I'd heard about the law on NPR months ago It was definitely a scary, slippery slope law, like charging pregnant women with neglect, abuse, and even murder. The law would have required that any retailer selling material (books, dvds, other media) that a prosecutor might deem sexually explicit pay a fee of $250 and register as an "adult" retailer.

The NPR story:
http://www.npr.org/templates/player/mediaPlayer.html?action=1&t=1&islist...

I understand this was targeted at adult retailers that misrepresented their merchandise to get permits, but the language of the law was so vague, everything from a grocery store to a book store, from an art museum to a video rental shop could potentially be targeted. There are already laws for adult shops. No one under 18 (or maybe it's 21?) are admitted into the places. I don't see the necessity, even with more specific language, to have a law like this.

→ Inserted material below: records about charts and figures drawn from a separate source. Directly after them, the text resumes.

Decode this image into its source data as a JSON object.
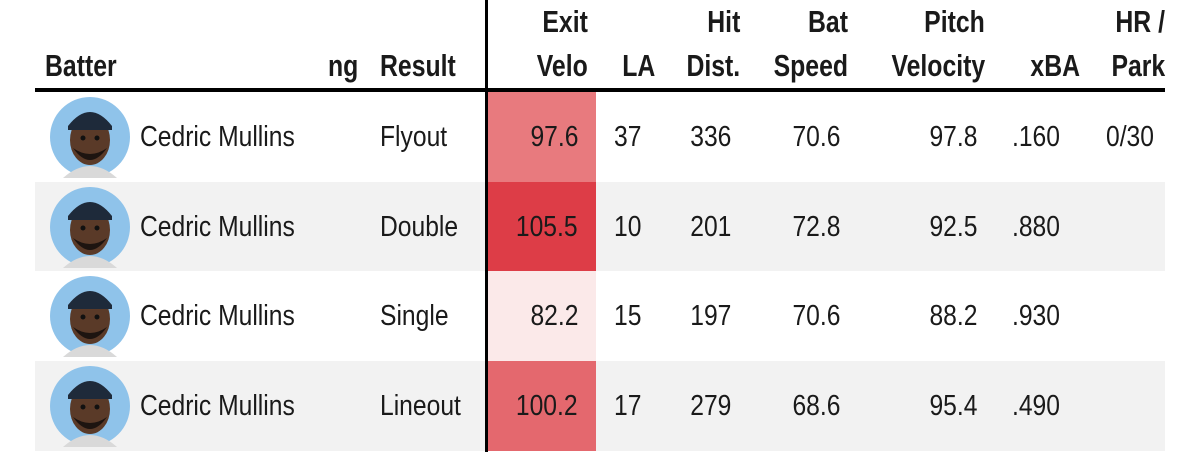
{
  "table": {
    "columns": [
      [
        "Batter"
      ],
      [
        "ng"
      ],
      [
        "Result"
      ],
      [
        "Exit",
        "Velo"
      ],
      [
        "LA"
      ],
      [
        "Hit",
        "Dist."
      ],
      [
        "Bat",
        "Speed"
      ],
      [
        "Pitch",
        "Velocity"
      ],
      [
        "xBA"
      ],
      [
        "HR /",
        "Park"
      ]
    ],
    "rows": [
      [
        "Cedric Mullins",
        "",
        "Flyout",
        "97.6",
        "37",
        "336",
        "70.6",
        "97.8",
        ".160",
        "0/30"
      ],
      [
        "Cedric Mullins",
        "",
        "Double",
        "105.5",
        "10",
        "201",
        "72.8",
        "92.5",
        ".880",
        ""
      ],
      [
        "Cedric Mullins",
        "",
        "Single",
        "82.2",
        "15",
        "197",
        "70.6",
        "88.2",
        ".930",
        ""
      ],
      [
        "Cedric Mullins",
        "",
        "Lineout",
        "100.2",
        "17",
        "279",
        "68.6",
        "95.4",
        ".490",
        ""
      ]
    ],
    "exit_velo_colors": [
      "#e87a7e",
      "#dd3d47",
      "#fbe9e9",
      "#e4686e"
    ]
  }
}
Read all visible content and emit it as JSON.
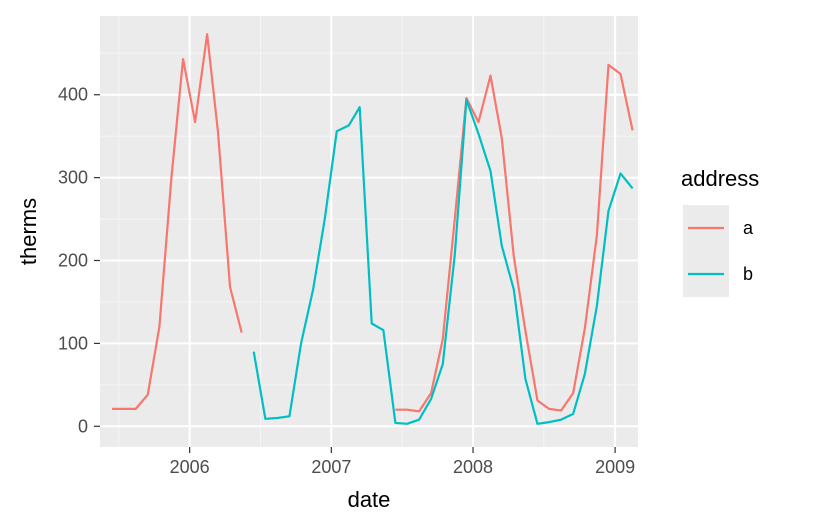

This morning, I watched the news to hear that yesterday, on the day the law took effect, a federal judge threw it out. From The Associated Press:

U.S. District Judge Sarah Evans Barker found the new law passed earlier this year by the Indiana General Assembly to be vague, too broad and potentially applicable against “unquestionably lawful, nonobscene, nonpornographic materials being sold to adults.”

“A romance novel sold at a drugstore, a magazine offering sex advice in a grocery store checkout line, an R-rated DVD sold by a video rental shop, a collection of old Playboy magazines sold by a widow at a garage sale ... would appear to necessitate registration under the statute,” Barker wrote. http://www.courierpress.com/news/2008/jul/01/judge-throws-out-new-indian...

I'll wait until next year to find out if they try again on this one. How do you define pornography and sexually explicit material for a law? Then consider how you would keep nudity or sexuality, say in an art museum, from being an "adult" place? Is it just me, or does this attempted law really make Indiana sound like some major right-wing ultraconservative bible thumping state?